A. C. Benson Quotes.
Man, an animal that makes bargains.
People seldom refuse help, if one offers it in the right way.
I am sure it is one’s duty as a teacher to try to show boys that no opinions, no tastes, no emotions are worth much unless they are one’s own. I suffered acutely as a boy from the lack of being shown this.
As I make my slow pilgrimage through the world, a certain sense of beautiful mystery seems to gather and grow.
I expect that all of us get pretty much what we deserve of appreciation.
People who deal with life generously and large-heartedly go on multiplying relationships to the end.
A well begun is half ended.
I don’t like authority, at least I don’t like other people’s authority.
The joy of all mysteries is the certainty which comes from their contemplation, that there are many doors yet for the soul to open on her upward and inward way.
I never enter a new company without the hope that I may discover a friend, perhaps the friend, sitting there with an expectant smile. That hope survives a thousand disappointments.
Ambition often puts Men upon doing the meanest offices; so climbing is performed in the same position with creeping.
All the best stories are but one story in reality – the story of escape. It is the only thing which interests us all and at all times, how to escape.
I believe in instinct, not reason. When reason is right, nine times out of ten it is impotent, and when it prevails, nine times out of ten it is wrong.
Keeping up appearances is the most expensive thing in the world.
The friend is the person whom one is in need of and by whom one is needed.

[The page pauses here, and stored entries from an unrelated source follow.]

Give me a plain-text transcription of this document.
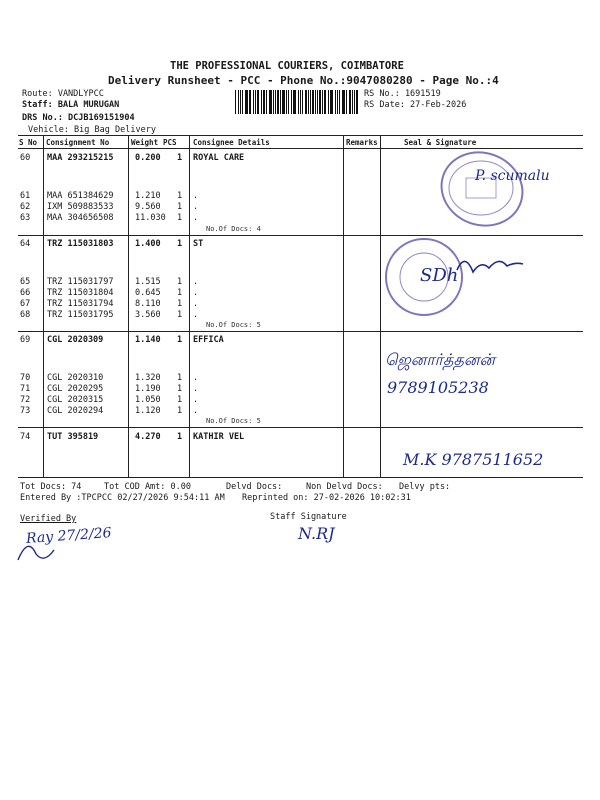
THE PROFESSIONAL COURIERS, COIMBATORE
Delivery Runsheet - PCC - Phone No.:9047080280 - Page No.:4
Route: VANDLYPCC
Staff: BALA MURUGAN
DRS No.: DCJB169151904
Vehicle: Big Bag Delivery
RS No.: 1691519
RS Date: 27-Feb-2026
S No Consignment No	Weight PCS Consignee Details	Remarks	Seal & Signature
60 MAA 293215215	0.200 1 ROYAL CARE
61 MAA 651384629	1.210 1 .
62 IXM 509883533	9.560 1 .
63 MAA 304656508	11.030 1 .
No.Of Docs: 4
64 TRZ 115031803	1.400 1 ST
65 TRZ 115031797	1.515 1 .
66 TRZ 115031804	0.645 1 .
67 TRZ 115031794	8.110 1 .
68 TRZ 115031795	3.560 1 .
No.Of Docs: 5
69 CGL 2020309	1.140 1 EFFICA
70 CGL 2020310	1.320 1 .
71 CGL 2020295	1.190 1 .
72 CGL 2020315	1.050 1 .
73 CGL 2020294	1.120 1 .
No.Of Docs: 5
74 TUT 395819	4.270 1 KATHIR VEL
P. scumalu
SDh
ஜெனார்த்தனன்
9789105238
M.K 9787511652
Tot Docs: 74	Tot COD Amt: 0.00	Delvd Docs:	Non Delvd Docs: Delvy pts:
Entered By :TPCPCC 02/27/2026 9:54:11 AM Reprinted on: 27-02-2026 10:02:31
Verified By	Staff Signature
Ray 27/2/26	N.RJ
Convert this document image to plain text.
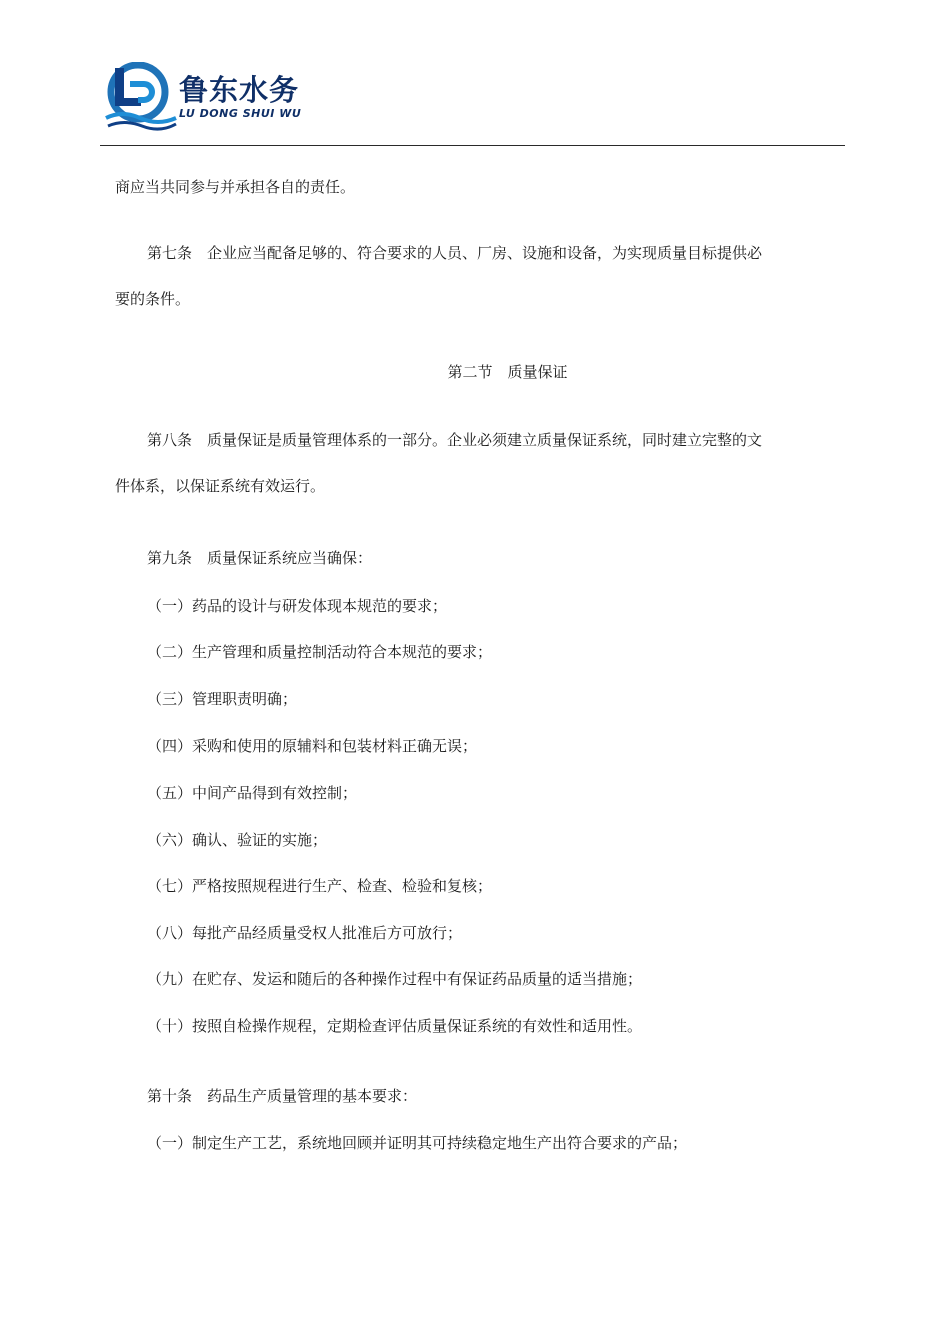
鲁东水务
LU DONG SHUI WU
商应当共同参与并承担各自的责任。
第七条　企业应当配备足够的、符合要求的人员、厂房、设施和设备，为实现质量目标提供必
要的条件。
第二节　质量保证
第八条　质量保证是质量管理体系的一部分。企业必须建立质量保证系统，同时建立完整的文
件体系，以保证系统有效运行。
第九条　质量保证系统应当确保：
（一）药品的设计与研发体现本规范的要求；
（二）生产管理和质量控制活动符合本规范的要求；
（三）管理职责明确；
（四）采购和使用的原辅料和包装材料正确无误；
（五）中间产品得到有效控制；
（六）确认、验证的实施；
（七）严格按照规程进行生产、检查、检验和复核；
（八）每批产品经质量受权人批准后方可放行；
（九）在贮存、发运和随后的各种操作过程中有保证药品质量的适当措施；
（十）按照自检操作规程，定期检查评估质量保证系统的有效性和适用性。
第十条　药品生产质量管理的基本要求：
（一）制定生产工艺，系统地回顾并证明其可持续稳定地生产出符合要求的产品；
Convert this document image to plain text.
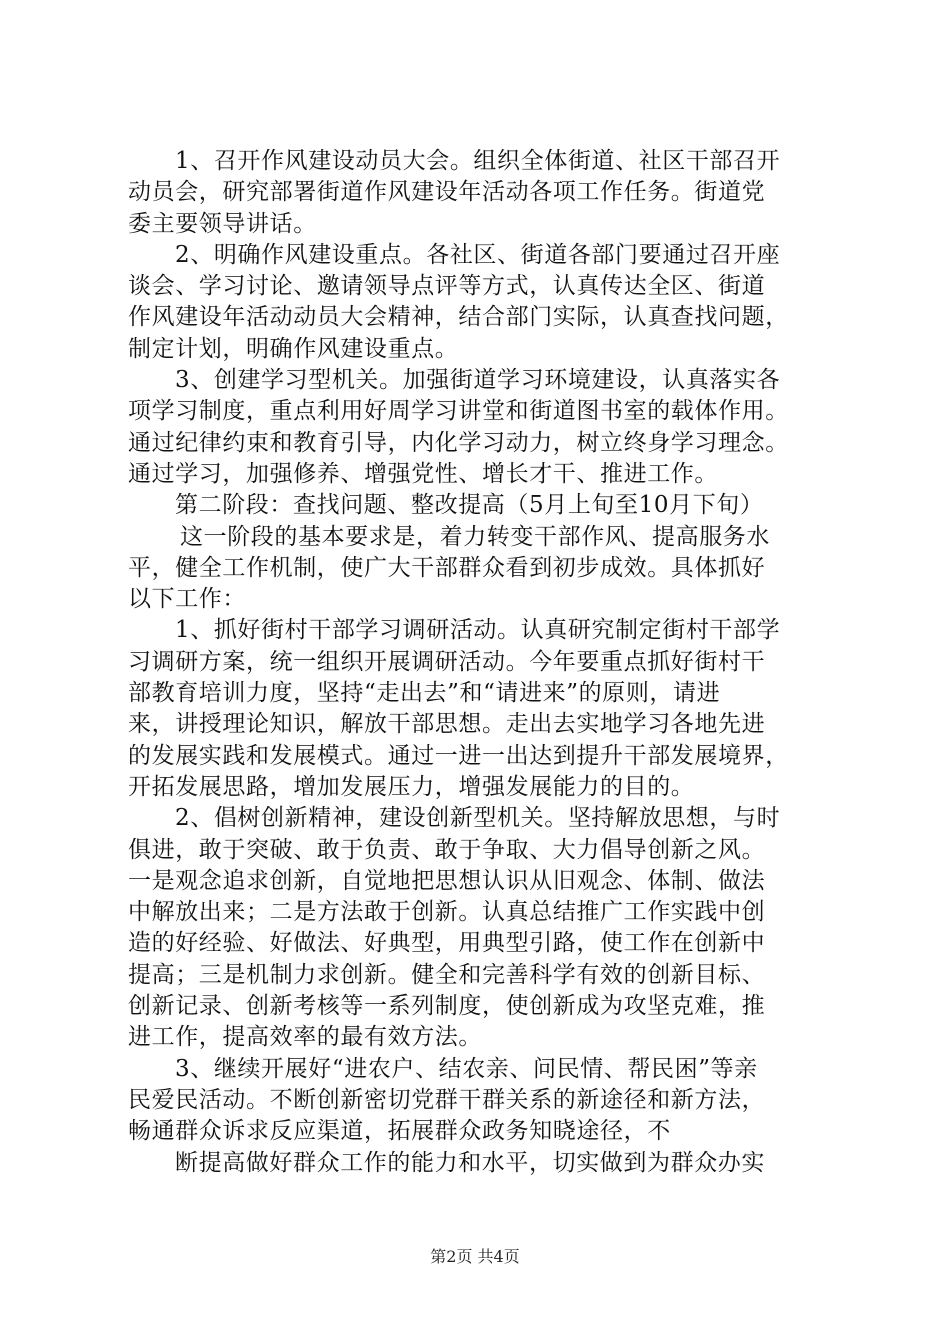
1、召开作风建设动员大会。组织全体街道、社区干部召开
动员会，研究部署街道作风建设年活动各项工作任务。街道党
委主要领导讲话。
2、明确作风建设重点。各社区、街道各部门要通过召开座
谈会、学习讨论、邀请领导点评等方式，认真传达全区、街道
作风建设年活动动员大会精神，结合部门实际，认真查找问题，
制定计划，明确作风建设重点。
3、创建学习型机关。加强街道学习环境建设，认真落实各
项学习制度，重点利用好周学习讲堂和街道图书室的载体作用。
通过纪律约束和教育引导，内化学习动力，树立终身学习理念。
通过学习，加强修养、增强党性、增长才干、推进工作。
第二阶段：查找问题、整改提高（5月上旬至10月下旬）
这一阶段的基本要求是，着力转变干部作风、提高服务水
平，健全工作机制，使广大干部群众看到初步成效。具体抓好
以下工作：
1、抓好街村干部学习调研活动。认真研究制定街村干部学
习调研方案，统一组织开展调研活动。今年要重点抓好街村干
部教育培训力度，坚持“走出去”和“请进来”的原则，请进
来，讲授理论知识，解放干部思想。走出去实地学习各地先进
的发展实践和发展模式。通过一进一出达到提升干部发展境界，
开拓发展思路，增加发展压力，增强发展能力的目的。
2、倡树创新精神，建设创新型机关。坚持解放思想，与时
俱进，敢于突破、敢于负责、敢于争取、大力倡导创新之风。
一是观念追求创新，自觉地把思想认识从旧观念、体制、做法
中解放出来；二是方法敢于创新。认真总结推广工作实践中创
造的好经验、好做法、好典型，用典型引路，使工作在创新中
提高；三是机制力求创新。健全和完善科学有效的创新目标、
创新记录、创新考核等一系列制度，使创新成为攻坚克难，推
进工作，提高效率的最有效方法。
3、继续开展好“进农户、结农亲、问民情、帮民困”等亲
民爱民活动。不断创新密切党群干群关系的新途径和新方法，
畅通群众诉求反应渠道，拓展群众政务知晓途径，不
断提高做好群众工作的能力和水平，切实做到为群众办实
第2页 共4页
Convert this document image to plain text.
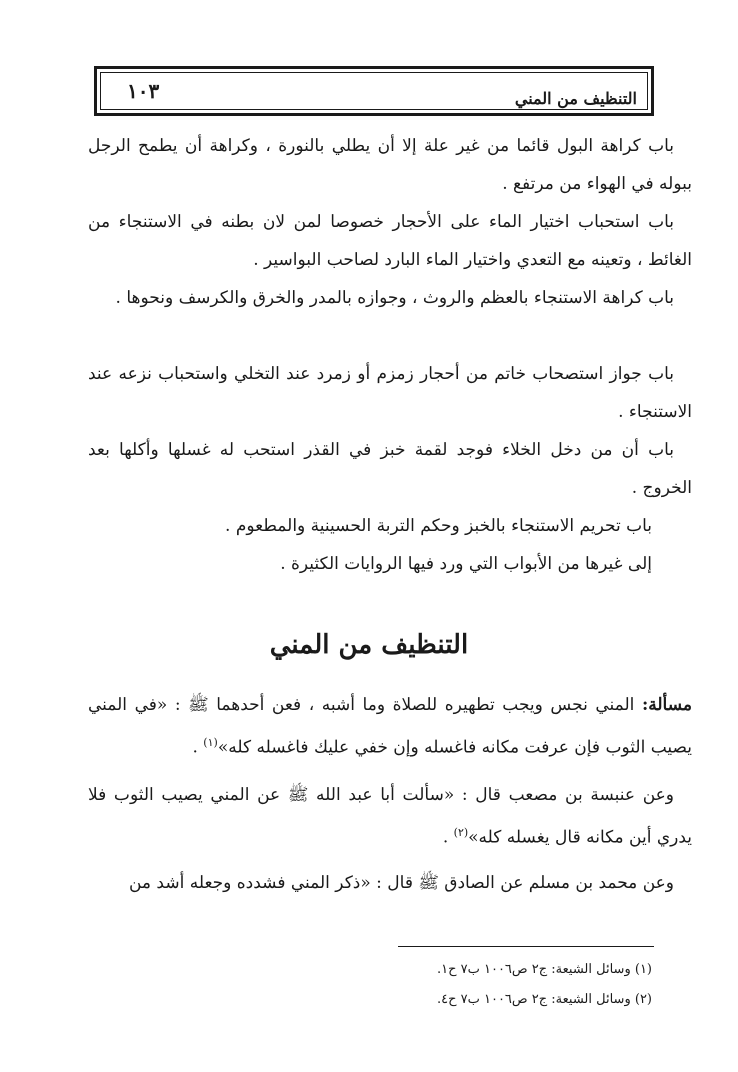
التنظيف من المني
١٠٣

باب كراهة البول قائما من غير علة إلا أن يطلي بالنورة ، وكراهة أن يطمح الرجل ببوله في الهواء من مرتفع .

باب استحباب اختيار الماء على الأحجار خصوصا لمن لان بطنه في الاستنجاء من الغائط ، وتعينه مع التعدي واختيار الماء البارد لصاحب البواسير .

باب كراهة الاستنجاء بالعظم والروث ، وجوازه بالمدر والخرق والكرسف ونحوها .

باب جواز استصحاب خاتم من أحجار زمزم أو زمرد عند التخلي واستحباب نزعه عند الاستنجاء .

باب أن من دخل الخلاء فوجد لقمة خبز في القذر استحب له غسلها وأكلها بعد الخروج .

باب تحريم الاستنجاء بالخبز وحكم التربة الحسينية والمطعوم .

إلى غيرها من الأبواب التي ورد فيها الروايات الكثيرة .

التنظيف من المني

مسألة: المني نجس ويجب تطهيره للصلاة وما أشبه ، فعن أحدهما ﷺ : «في المني يصيب الثوب فإن عرفت مكانه فاغسله وإن خفي عليك فاغسله كله»$^{(١)}$ .

وعن عنبسة بن مصعب قال : «سألت أبا عبد الله ﷺ عن المني يصيب الثوب فلا يدري أين مكانه قال يغسله كله»$^{(٢)}$ .

وعن محمد بن مسلم عن الصادق ﷺ قال : «ذكر المني فشدده وجعله أشد من

(١) وسائل الشيعة: ج٢ ص١٠٠٦ ب٧ ح١.
(٢) وسائل الشيعة: ج٢ ص١٠٠٦ ب٧ ح٤.
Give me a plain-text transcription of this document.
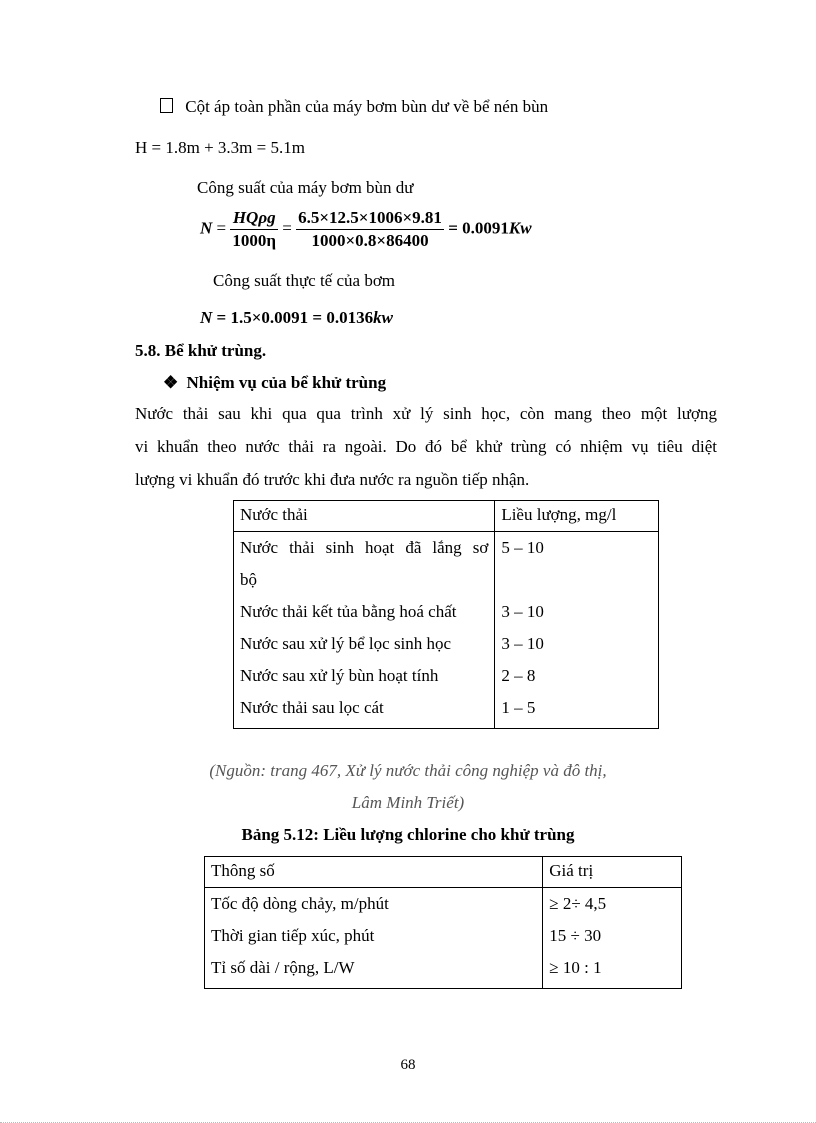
Cột áp toàn phần của máy bơm bùn dư về bể nén bùn
H = 1.8m + 3.3m = 5.1m
Công suất của máy bơm bùn dư
$N = \frac{\text{HQρg}}{1000\eta} = \frac{6.5\times 12.5\times 1006\times 9.81}{1000\times 0.8\times 86400} = 0.0091Kw$
Công suất thực tế của bơm
N = 1.5×0.0091 = 0.0136kw
5.8. Bể khử trùng.
❖ Nhiệm vụ của bể khử trùng
Nước thải sau khi qua qua trình xử lý sinh học, còn mang theo một lượng
vi khuẩn theo nước thải ra ngoài. Do đó bể khử trùng có nhiệm vụ tiêu diệt
lượng vi khuẩn đó trước khi đưa nước ra nguồn tiếp nhận.
Nước thải	Liều lượng, mg/l
Nước thải sinh hoạt đã lắng sơ	5 – 10
bộ	
Nước thải kết tủa bằng hoá chất	3 – 10
Nước sau xử lý bể lọc sinh học	3 – 10
Nước sau xử lý bùn hoạt tính	2 – 8
Nước thải sau lọc cát	1 – 5
(Nguồn: trang 467, Xử lý nước thải công nghiệp và đô thị,
Lâm Minh Triết)
Bảng 5.12: Liều lượng chlorine cho khử trùng
Thông số	Giá trị
Tốc độ dòng chảy, m/phút	≥ 2÷ 4,5
Thời gian tiếp xúc, phút	15 ÷ 30
Tỉ số dài / rộng, L/W	≥ 10 : 1
68
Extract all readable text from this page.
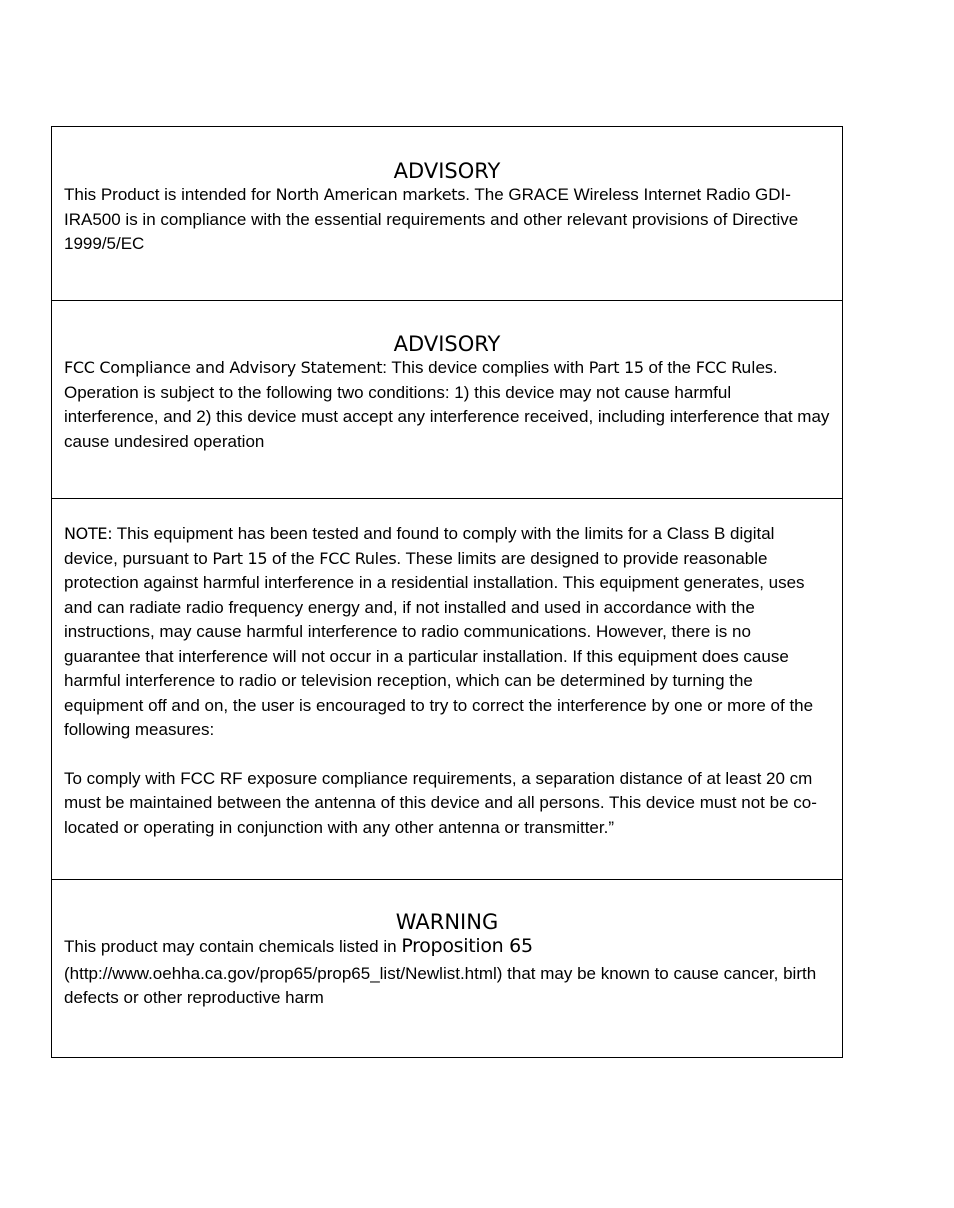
ADVISORY

This Product is intended for North American markets. The GRACE Wireless Internet Radio GDI-IRA500 is in compliance with the essential requirements and other relevant provisions of Directive 1999/5/EC

ADVISORY

FCC Compliance and Advisory Statement: This device complies with Part 15 of the FCC Rules. Operation is subject to the following two conditions: 1) this device may not cause harmful interference, and 2) this device must accept any interference received, including interference that may cause undesired operation

NOTE: This equipment has been tested and found to comply with the limits for a Class B digital device, pursuant to Part 15 of the FCC Rules. These limits are designed to provide reasonable protection against harmful interference in a residential installation. This equipment generates, uses and can radiate radio frequency energy and, if not installed and used in accordance with the instructions, may cause harmful interference to radio communications. However, there is no guarantee that interference will not occur in a particular installation. If this equipment does cause harmful interference to radio or television reception, which can be determined by turning the equipment off and on, the user is encouraged to try to correct the interference by one or more of the following measures:

To comply with FCC RF exposure compliance requirements, a separation distance of at least 20 cm must be maintained between the antenna of this device and all persons. This device must not be co-located or operating in conjunction with any other antenna or transmitter.”

WARNING

This product may contain chemicals listed in Proposition 65

(http://www.oehha.ca.gov/prop65/prop65_list/Newlist.html) that may be known to cause cancer, birth defects or other reproductive harm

There remain times when one can only endure. One lives on, one doesn’t die, and the only thing that one can do, is to fill one’s mind and time as far as possible with the concerns of other people. It doesn’t bring immediate peace, but it brings the dawn nearer.
The moment that any life, however good, stifles you, you may be sure it isn’t your real life.
The worst sorrows in life are not in its losses and misfortunes, but its fears.
Do you know the times when one seems to stick fast in circumstances like the fly in the jam-pot? It can’t be helped, and I suppose the best thing to do is to lay in a good store of jam!
When you get to my age life seems little more than one long march to and from the lavatory.
One’s mind has a way of making itself up in the background, and it suddenly becomes clear what one means to do.
Congenial labor is the secret of happiness.
It seems sometimes as if one were powerless to do any more from within to overcome troubles, and that help must come from without.
It is often wonderful how putting down on paper a clear statement of a case helps one to see, not perhaps the way out, but the way in.
Readjusting is a painful process, but most of us need it at one time or another.